Saturday, October 15, 2016

Crazy Catholic Question #84: Trinity

Why does our doctrine of the Trinity matter?
Karl Rahner, one of our most beloved Catholic Theologians, a key architect in the process and a significant contributing author to many of the 16 documents of Vatican II, is very famous for once having said “If people were to read in their morning newspapers that a fourth person of the trinity had been discovered it would cause little stir, or at least less than is occasioned by a Vatican pronouncement on a matter of sexual ethics – so detached has the triune symbol become from the actual religious life of many people.”

And I think he is quite right. I found it to be quite a stretch to meaningfully connect this mind-bending paradox to our everyday faith life….pondering how three persons can exist in one God….3 modes, but one substance….while the dinner is boiling over next to a sink full of dishes, my kids are running and screaming, and my aging father is cursing while negotiating the complexities and little buttons of his cell phone…

In the midst of the everyday grind, I was left wondering “does the Trinity really matter?” Which reminded me of this story….

Jesus said “Who do people say that I am?”

And his disciples answered and said, some say you are John the Baptist, others Elijah, or one of the prophets…

He said to them, “But who do you say that I am? Peter answered in reply

“Thou art the Logos, wisdom incarnate…one of the three distinct, but not solitary, persons in the consubstantial, Divine Triune Unity, in yourself whole and entire, sharing full divinity without disparity of substance or nature, emanating from the co-naturality of three infinites in perfect and profound egalitarian, relational communion.

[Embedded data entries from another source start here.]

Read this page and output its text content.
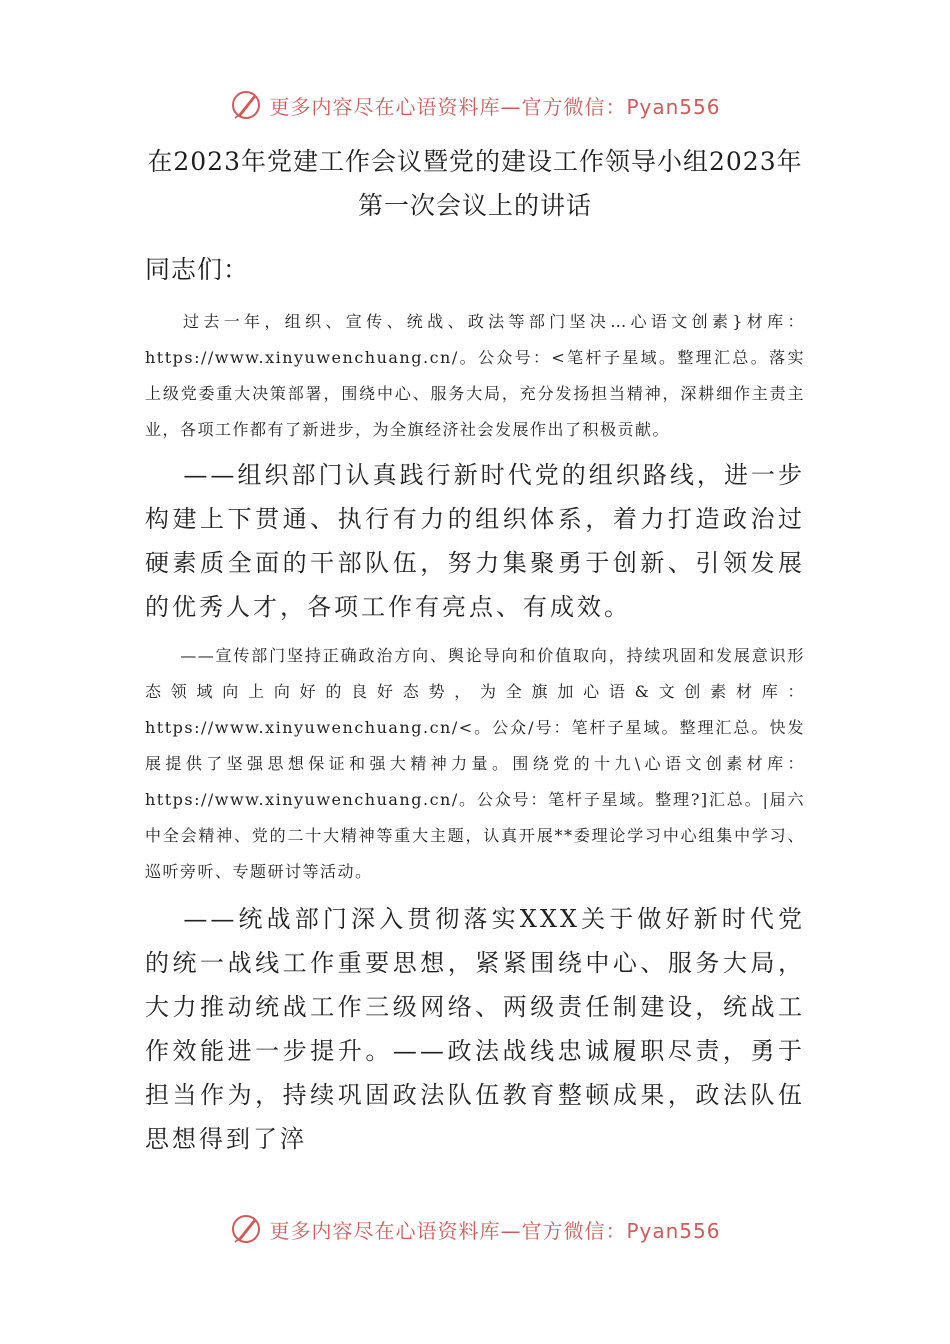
更多内容尽在心语资料库—官方微信：Pyan556
在2023年党建工作会议暨党的建设工作领导小组2023年第一次会议上的讲话
同志们：

过去一年，组织、宣传、统战、政法等部门坚决…心语文创素}材库：https://www.xinyuwenchuang.cn/。公众号：<笔杆子星域。整理汇总。落实上级党委重大决策部署，围绕中心、服务大局，充分发扬担当精神，深耕细作主责主业，各项工作都有了新进步，为全旗经济社会发展作出了积极贡献。

——组织部门认真践行新时代党的组织路线，进一步构建上下贯通、执行有力的组织体系，着力打造政治过硬素质全面的干部队伍，努力集聚勇于创新、引领发展的优秀人才，各项工作有亮点、有成效。

——宣传部门坚持正确政治方向、舆论导向和价值取向，持续巩固和发展意识形态领域向上向好的良好态势，为全旗加心语&文创素材库：https://www.xinyuwenchuang.cn/<。公众/号：笔杆子星域。整理汇总。快发展提供了坚强思想保证和强大精神力量。围绕党的十九\心语文创素材库：https://www.xinyuwenchuang.cn/。公众号：笔杆子星域。整理?]汇总。|届六中全会精神、党的二十大精神等重大主题，认真开展**委理论学习中心组集中学习、巡听旁听、专题研讨等活动。

——统战部门深入贯彻落实XXX关于做好新时代党的统一战线工作重要思想，紧紧围绕中心、服务大局，大力推动统战工作三级网络、两级责任制建设，统战工作效能进一步提升。——政法战线忠诚履职尽责，勇于担当作为，持续巩固政法队伍教育整顿成果，政法队伍思想得到了淬

更多内容尽在心语资料库—官方微信：Pyan556
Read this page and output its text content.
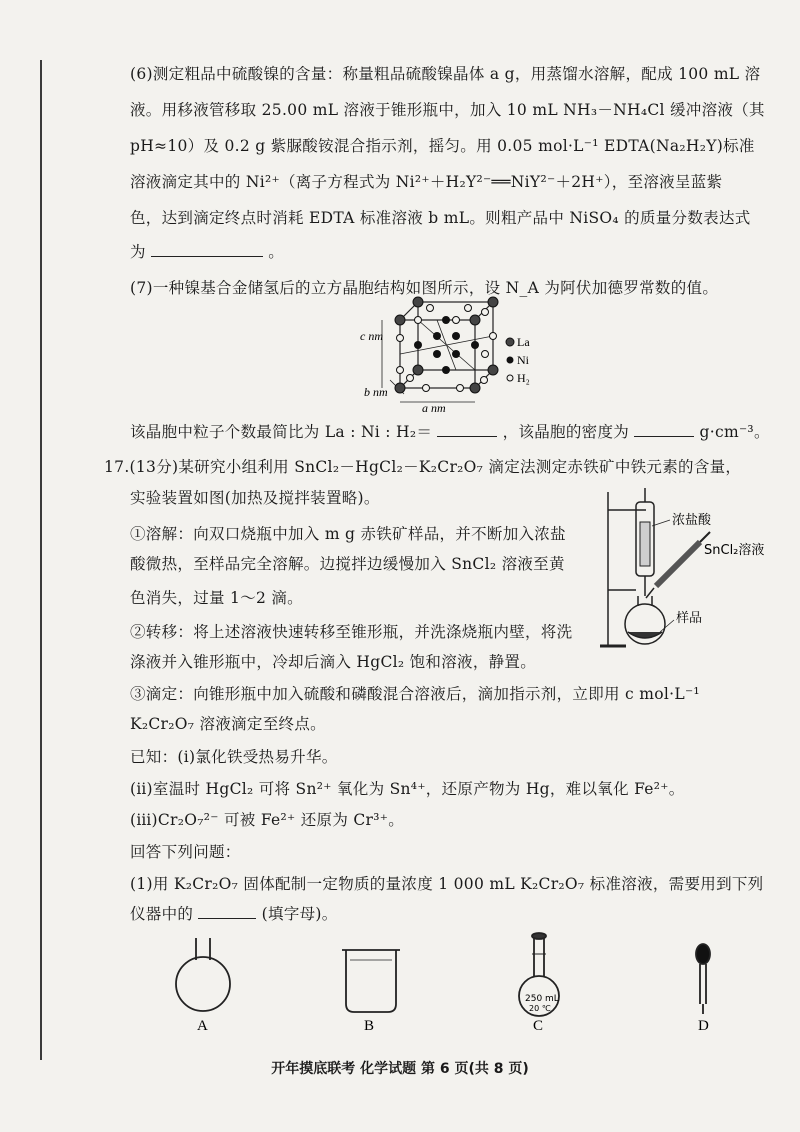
(6)测定粗品中硫酸镍的含量：称量粗品硫酸镍晶体 a g，用蒸馏水溶解，配成 100 mL 溶
液。用移液管移取 25.00 mL 溶液于锥形瓶中，加入 10 mL NH₃－NH₄Cl 缓冲溶液（其
pH≈10）及 0.2 g 紫脲酸铵混合指示剂，摇匀。用 0.05 mol·L⁻¹ EDTA(Na₂H₂Y)标准
溶液滴定其中的 Ni²⁺（离子方程式为 Ni²⁺＋H₂Y²⁻══NiY²⁻＋2H⁺），至溶液呈蓝紫
色，达到滴定终点时消耗 EDTA 标准溶液 b mL。则粗产品中 NiSO₄ 的质量分数表达式
为	。
(7)一种镍基合金储氢后的立方晶胞结构如图所示，设 N_A 为阿伏加德罗常数的值。
c nm
b nm
a nm
La
Ni
H₂
该晶胞中粒子个数最简比为 La : Ni : H₂＝	，该晶胞的密度为	g·cm⁻³。
17.(13分)某研究小组利用 SnCl₂－HgCl₂－K₂Cr₂O₇ 滴定法测定赤铁矿中铁元素的含量，
实验装置如图(加热及搅拌装置略)。
①溶解：向双口烧瓶中加入 m g 赤铁矿样品，并不断加入浓盐
酸微热，至样品完全溶解。边搅拌边缓慢加入 SnCl₂ 溶液至黄
色消失，过量 1～2 滴。
②转移：将上述溶液快速转移至锥形瓶，并洗涤烧瓶内壁，将洗
涤液并入锥形瓶中，冷却后滴入 HgCl₂ 饱和溶液，静置。
浓盐酸
SnCl₂溶液
样品
③滴定：向锥形瓶中加入硫酸和磷酸混合溶液后，滴加指示剂，立即用 c mol·L⁻¹
K₂Cr₂O₇ 溶液滴定至终点。
已知：(ⅰ)氯化铁受热易升华。
(ⅱ)室温时 HgCl₂ 可将 Sn²⁺ 氧化为 Sn⁴⁺，还原产物为 Hg，难以氧化 Fe²⁺。
(ⅲ)Cr₂O₇²⁻ 可被 Fe²⁺ 还原为 Cr³⁺。
回答下列问题：
(1)用 K₂Cr₂O₇ 固体配制一定物质的量浓度 1 000 mL K₂Cr₂O₇ 标准溶液，需要用到下列
仪器中的	(填字母)。
250 mL
20 ℃
A	B	C	D
开年摸底联考 化学试题 第 6 页(共 8 页)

Jesus said to him in reply “What?”

Sometimes I wish that God wasn’t so damned cryptic and subtle…that God would just say what needs to be said, clear as a bell….providing directions on the path of life like a trusted crossing guard….with no ambiguity, no doubt, no lengthy discernment period or straining to find that elusive ‘quiet place within.’

But instead, it seems that when I’m trying my very best to be an attentive and faithful servant of God, I often feel like a mouse poking around in a maze trying to find the cheese….not exactly edifying….

Now, of course, we all realize that fully grasping the mystery of God is absolutely and without question beyond us and our human capabilities…and that is as it should be.…But, that still leaves the question, is the revealed, paradoxical, truth of the Trinity relevant for our faith lives and in what way?

I caught sight of the cheese when reading theologian Elizabeth Johnson who affirmed that
at the root of ALL our doctrine is an encounter with the holy mystery that is God. Our doctrines are not just speculative mental acrobatics but rather an attempt to express a truth we have experienced.

The Trinity is an image, a concept of God that developed historically out of our collective experience…the first Christian believers were faithful to their Jewish monotheistic tradition and without abandoning Yahweh, the God of Israel, they pondered and tried to make sense of their experience of this same God in the person and mission of Jesus Christ…and then once again coming to know this same God in the Holy Spirit in the days following Pentecost.
In the doctrine of the Trinity, and why perhaps it is a non-negotiable for every Christian believer, God has shown Godself to be a community of three persons, equal in every way, living together in loving, mutual relationship…

….and somehow in the life, death and rising of Jesus we too have been swooped up into this communion, invited into this love of God that is gratuitous, overflowing, and life-giving… God is pure self-gift and we are the happy recipients of this nature, for God did not choose to be God without us. This is the God we worship and aspire to imitate.

And studies show that people actually do become like the God they worship …so, if people believe in a Warrior God, people become Warriors. If they believe in an aloof, patriarchal God, they become very detached from one another and struggle with issues of power and authority.

So, if we believe, and God has revealed, that God is a community of mutual love and equality, then whenever we find ourselves freely giving or receiving love we are actively growing in knowledge and discovering the truth of the Trinity in the most potent and powerful way…not through our limited reason and words, but through our graced experience.

A sufi mystic (Rumi) once said, we live “with a secret we sometimes know, and then not know.” There will always be moments of feeling like a mouse in the maze…this is the human condition….we don’t, and won’t, always ‘get’ what God is trying to communicate and draw us into.

But then there will also be those other times, when the sun is blazing through the colored leaves on a crisp fall morning, or when we are enjoying a spirited meal with those we love, or we feel the support of our faith community in a time of distress or loss….or, for me, last night, as I’m writing this, listening to my youngest laugh uncontrollably as my husband made silly faces at her in a game of peek-a-boo, and my feeling thankful almost to bursting for being alive…and at those times we know, deep in our souls, that God is in this….that the love that we are sharing, the love that is between us, IS the stuff of God, the substance of life, the Trinity expounded…and it is enough…..(it is relevant.)

So, perhaps paradox is just God’s loving way of playing peek-a-boo…getting us out of our heads and into the communion of the moment.